Por muito simplistas que possam parecer estes raciocínios, sempre contém um fundo de verdade. No caso do Brasil, são duas sociedades, a Velha e a Nova. O grande desafio é reduzir o número daqueles que pensam e agem pelas pautas do atraso cultural e alargar a abrangência dos que se apropriaram desta nova coleção de valores, batizados como Modernidade. Em outras palavras, ampliar o Brasil Novo e reduzir o Velho.

 E o que dizer do exército de maltrapilhos que construiu a casa? A primeira reação, politicamente correta, é ficar com pena de gente tão desprovida de tudo. Mas não é tão simples, pois quase todos gastam seus proventos em bens de consumo não-essenciais. Não é o bolso deles que vai mal, a cabeça é a causa dos desacertos, pois seus valores estão estacionados em sociedades pré-industriais de séculos pretéritos. O imediatismo é capturado pela opção do consumo, em vez de investir no que resulta em maiores ganhos futuros. Pode parecer um raciocínio de livro-texto, mas é impossível não encontrar um fundo de verdade nele.

Em sua maioria, são pouco conhecedores das artes da construção e distantes das tradições de profissionalismo. Por conseguinte, convivem com o atraso técnico e um código bastardo de valores. Persistem atitudes incompatíveis com o progresso e com a produtividade, em aras de um imediatismo de péssimas consequências no longo prazo.

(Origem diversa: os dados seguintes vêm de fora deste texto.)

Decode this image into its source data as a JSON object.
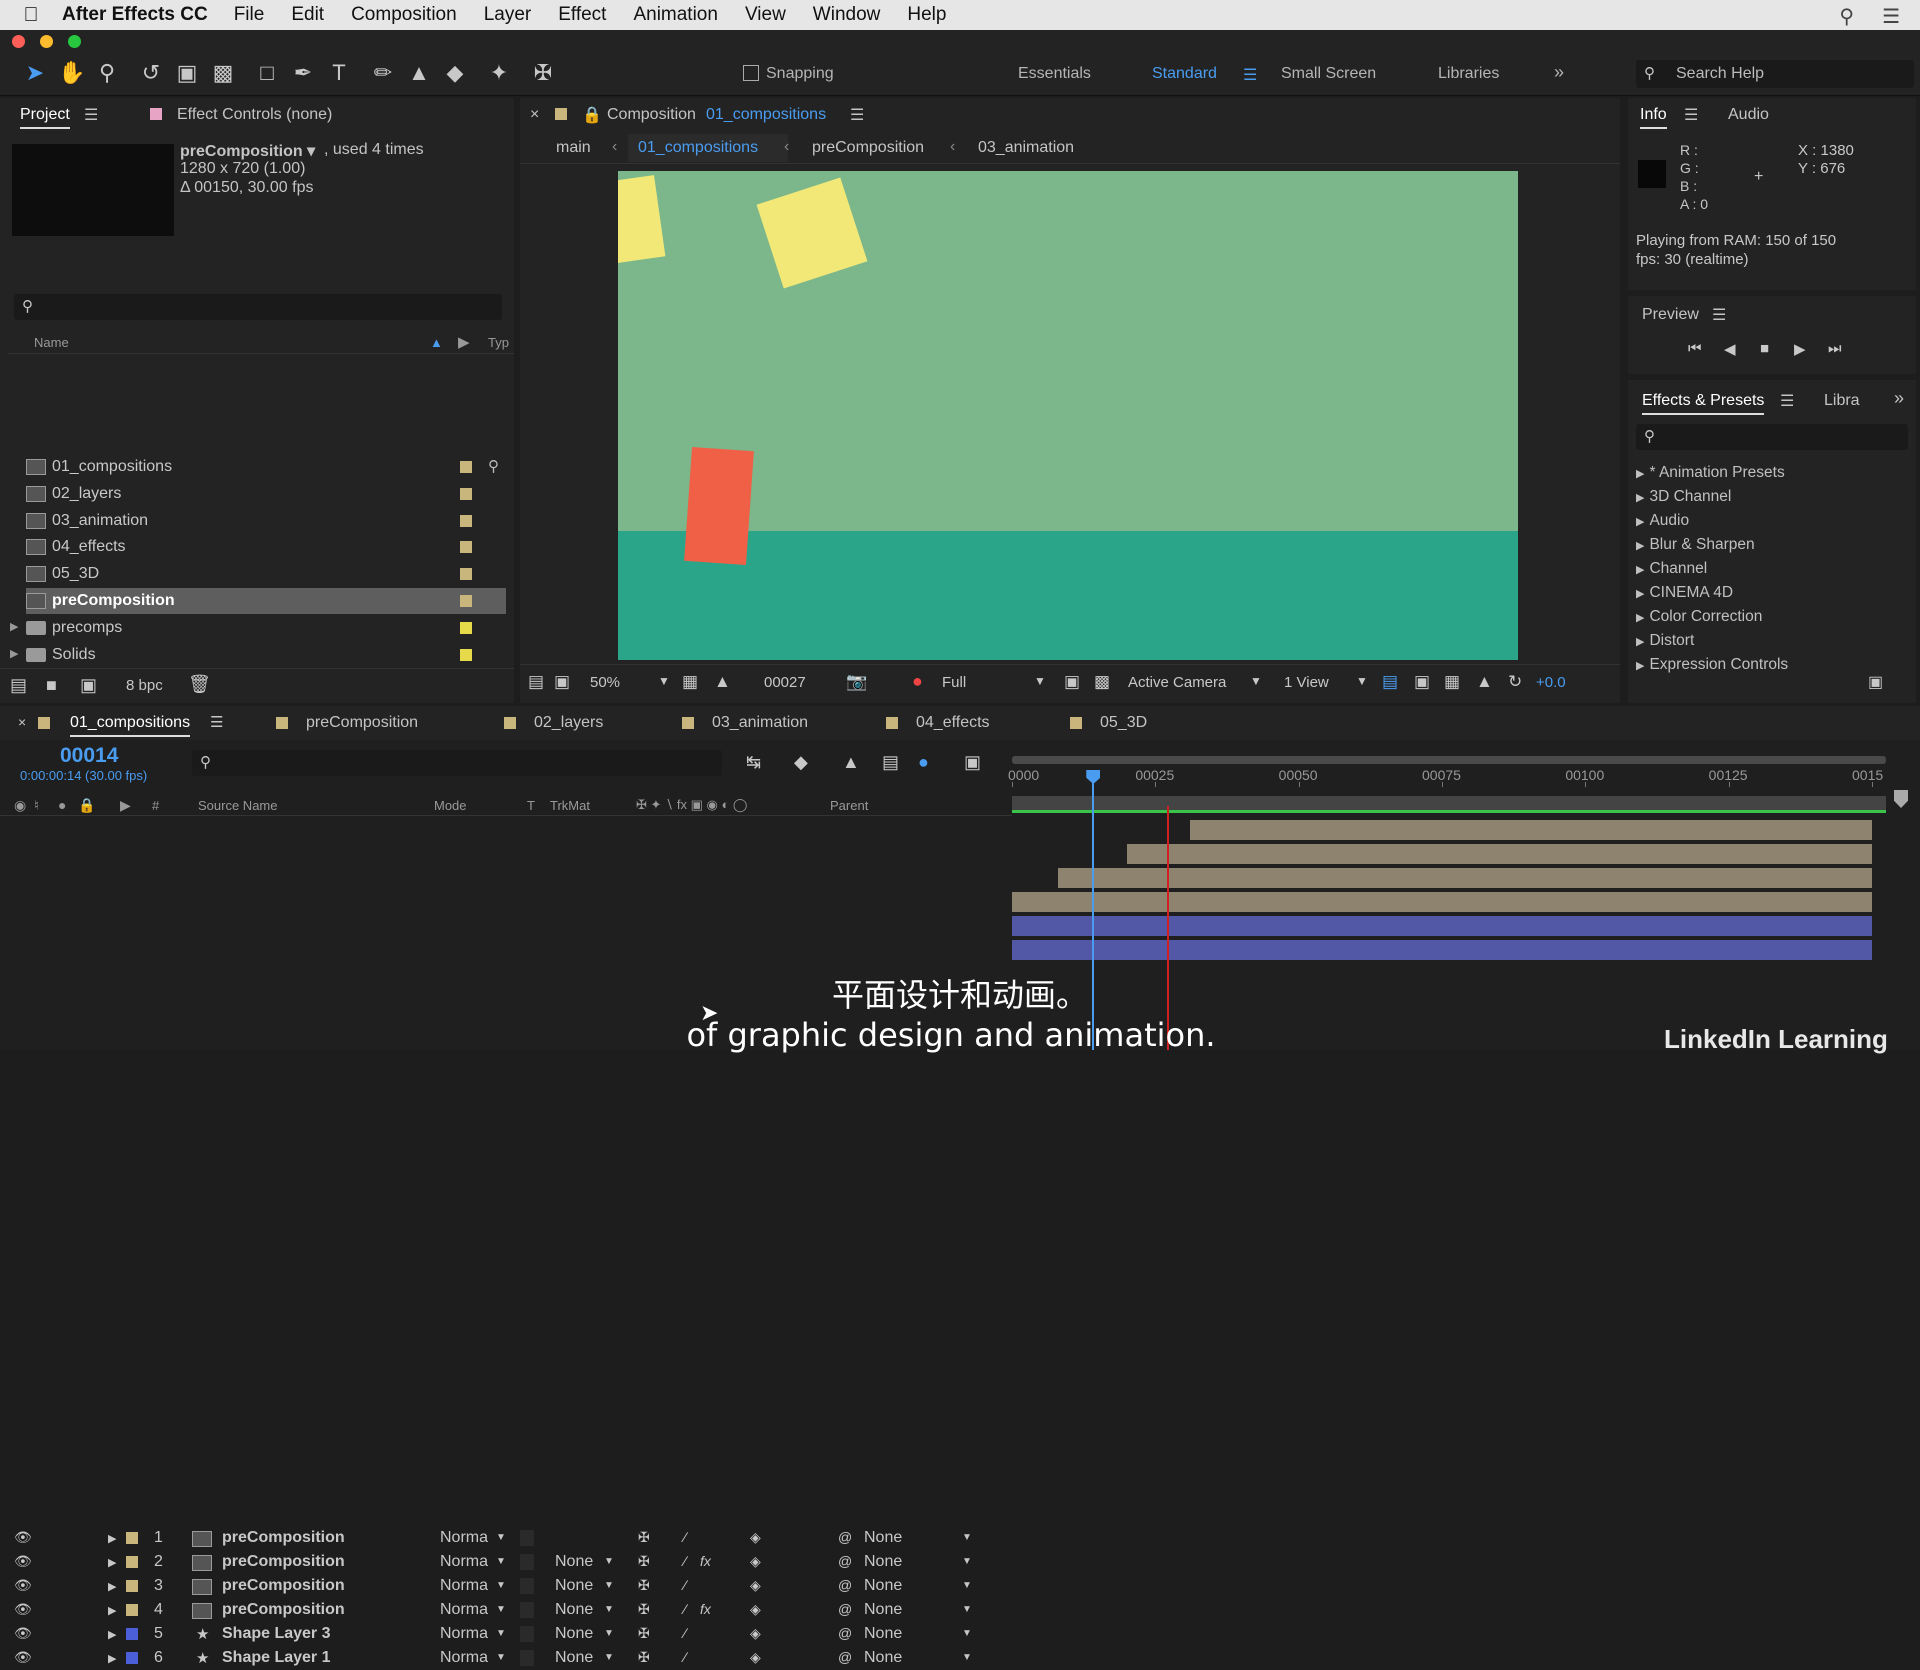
{
  "menubar": {
    "app_name": "After Effects CC",
    "items": [
      "File",
      "Edit",
      "Composition",
      "Layer",
      "Effect",
      "Animation",
      "View",
      "Window",
      "Help"
    ]
  },
  "toolbar": {
    "snapping_label": "Snapping",
    "workspaces": [
      "Essentials",
      "Standard",
      "Small Screen",
      "Libraries"
    ],
    "active_workspace": "Standard",
    "search_placeholder": "Search Help"
  },
  "project_panel": {
    "tab_project": "Project",
    "tab_effect_controls": "Effect Controls (none)",
    "selected_name": "preComposition ▾",
    "used_times": ", used 4 times",
    "dimensions": "1280 x 720 (1.00)",
    "duration": "Δ 00150, 30.00 fps",
    "col_name": "Name",
    "col_type": "Typ",
    "items": [
      {
        "name": "01_compositions",
        "kind": "comp",
        "color": "#c9b67d"
      },
      {
        "name": "02_layers",
        "kind": "comp",
        "color": "#c9b67d"
      },
      {
        "name": "03_animation",
        "kind": "comp",
        "color": "#c9b67d"
      },
      {
        "name": "04_effects",
        "kind": "comp",
        "color": "#c9b67d"
      },
      {
        "name": "05_3D",
        "kind": "comp",
        "color": "#c9b67d"
      },
      {
        "name": "preComposition",
        "kind": "comp",
        "color": "#c9b67d",
        "selected": true
      },
      {
        "name": "precomps",
        "kind": "folder",
        "color": "#e6d94a"
      },
      {
        "name": "Solids",
        "kind": "folder",
        "color": "#e6d94a"
      }
    ],
    "bpc": "8 bpc"
  },
  "composition_panel": {
    "tab_prefix": "Composition",
    "tab_name": "01_compositions",
    "breadcrumbs": [
      "main",
      "01_compositions",
      "preComposition",
      "03_animation"
    ],
    "active_breadcrumb": "01_compositions",
    "zoom": "50%",
    "timecode": "00027",
    "resolution": "Full",
    "camera": "Active Camera",
    "views": "1 View",
    "exposure": "+0.0",
    "colors": {
      "sky": "#7bb78b",
      "ground": "#2aa58a",
      "yellow": "#f2e878",
      "orange": "#f06046"
    }
  },
  "info_panel": {
    "tab_info": "Info",
    "tab_audio": "Audio",
    "r": "R :",
    "g": "G :",
    "b": "B :",
    "a": "A : 0",
    "x": "X : 1380",
    "y": "Y : 676",
    "playing": "Playing from RAM: 150 of 150",
    "fps": "fps: 30 (realtime)"
  },
  "preview_panel": {
    "title": "Preview"
  },
  "effects_panel": {
    "tab": "Effects & Presets",
    "tab2": "Libra",
    "items": [
      "* Animation Presets",
      "3D Channel",
      "Audio",
      "Blur & Sharpen",
      "Channel",
      "CINEMA 4D",
      "Color Correction",
      "Distort",
      "Expression Controls"
    ]
  },
  "timeline": {
    "tabs": [
      {
        "name": "01_compositions",
        "color": "#c9b67d",
        "active": true
      },
      {
        "name": "preComposition",
        "color": "#c9b67d"
      },
      {
        "name": "02_layers",
        "color": "#c9b67d"
      },
      {
        "name": "03_animation",
        "color": "#c9b67d"
      },
      {
        "name": "04_effects",
        "color": "#c9b67d"
      },
      {
        "name": "05_3D",
        "color": "#c9b67d"
      }
    ],
    "current_time": "00014",
    "sub_time": "0:00:00:14 (30.00 fps)",
    "headers": {
      "source": "Source Name",
      "mode": "Mode",
      "t": "T",
      "trkmat": "TrkMat",
      "parent": "Parent"
    },
    "ruler": [
      "0000",
      "00025",
      "00050",
      "00075",
      "00100",
      "00125",
      "0015"
    ],
    "playhead_frame": 14,
    "total_frames": 150,
    "layers": [
      {
        "num": "1",
        "name": "preComposition",
        "mode": "Norma",
        "trkmat": "",
        "parent": "None",
        "color": "#c9b67d",
        "type": "comp",
        "fx": false,
        "start": 31,
        "end": 150
      },
      {
        "num": "2",
        "name": "preComposition",
        "mode": "Norma",
        "trkmat": "None",
        "parent": "None",
        "color": "#c9b67d",
        "type": "comp",
        "fx": true,
        "start": 20,
        "end": 150
      },
      {
        "num": "3",
        "name": "preComposition",
        "mode": "Norma",
        "trkmat": "None",
        "parent": "None",
        "color": "#c9b67d",
        "type": "comp",
        "fx": false,
        "start": 8,
        "end": 150
      },
      {
        "num": "4",
        "name": "preComposition",
        "mode": "Norma",
        "trkmat": "None",
        "parent": "None",
        "color": "#c9b67d",
        "type": "comp",
        "fx": true,
        "start": 0,
        "end": 150
      },
      {
        "num": "5",
        "name": "Shape Layer 3",
        "mode": "Norma",
        "trkmat": "None",
        "parent": "None",
        "color": "#4a5fd8",
        "type": "shape",
        "fx": false,
        "start": 0,
        "end": 150
      },
      {
        "num": "6",
        "name": "Shape Layer 1",
        "mode": "Norma",
        "trkmat": "None",
        "parent": "None",
        "color": "#4a5fd8",
        "type": "shape",
        "fx": false,
        "start": 0,
        "end": 150
      }
    ]
  },
  "subtitles": {
    "line1": "平面设计和动画。",
    "line2": "of graphic design and animation."
  },
  "watermark": "LinkedIn Learning"
}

Para estas tribos, mal feito ou bem feito não está no seu radar. O que conta é se o construtor deixa passar o serviço tosco. Este, por sua vez, não é guiado pelo orgulho da obra impecável, mas pelas exigências – frouxas ou severas – do dono da casa. Cada um tenta fazer o mínimo, para ver se ‘cola’. Essa equação contêm todos os ingredientes para gerar conflitos permanentes, entre todas as partes.

Voltando ao que sabem os peões, talvez o que mais impressionou foi uma diferença sutil. Não é que não saibam trabalhar, o que é um fato. É pior do que isso. Não têm motivação alguma para aprender. Cursos? De que? Por quê?

No fundo, parece predominar um atavismo cultural, um fatalismo discreto, uma resignação diante da equação da vida. Não há realização pessoal no trabalho. Não aprenderam a ver no trabalho bem feito uma fonte intrínseca de felicidade.

Tampouco se trata de ter um pouquinho mais ou um pouquinho menos de dinheiro. As pessoas que construíram a casa são o resíduo de um Brasil arcaico, amorfo e herdeiro de populações largadas ao léu. Se o operariado brasileiro fosse todo como o desta obra, a indústria entraria em colapso – ou não existiria. A boa notícia é que esse grupo encolhe. Mas, teimosamente, não desaparece.

Ao examinar o desenrolar da construção, põe-se a descoberto o outro Brasil, o Velho, o fim da linha da nossa sociedade. Um submundo desolador.

Em contraponto, os únicos operários que merecem esse nome haviam trabalhado na Europa ou Estados Unidos. Ou seja, mantiveram os hábitos que aprenderam no exterior, pois concluíram que são eficazes.

Este artigo expressa a opinião dos Autores e não de suas organizações.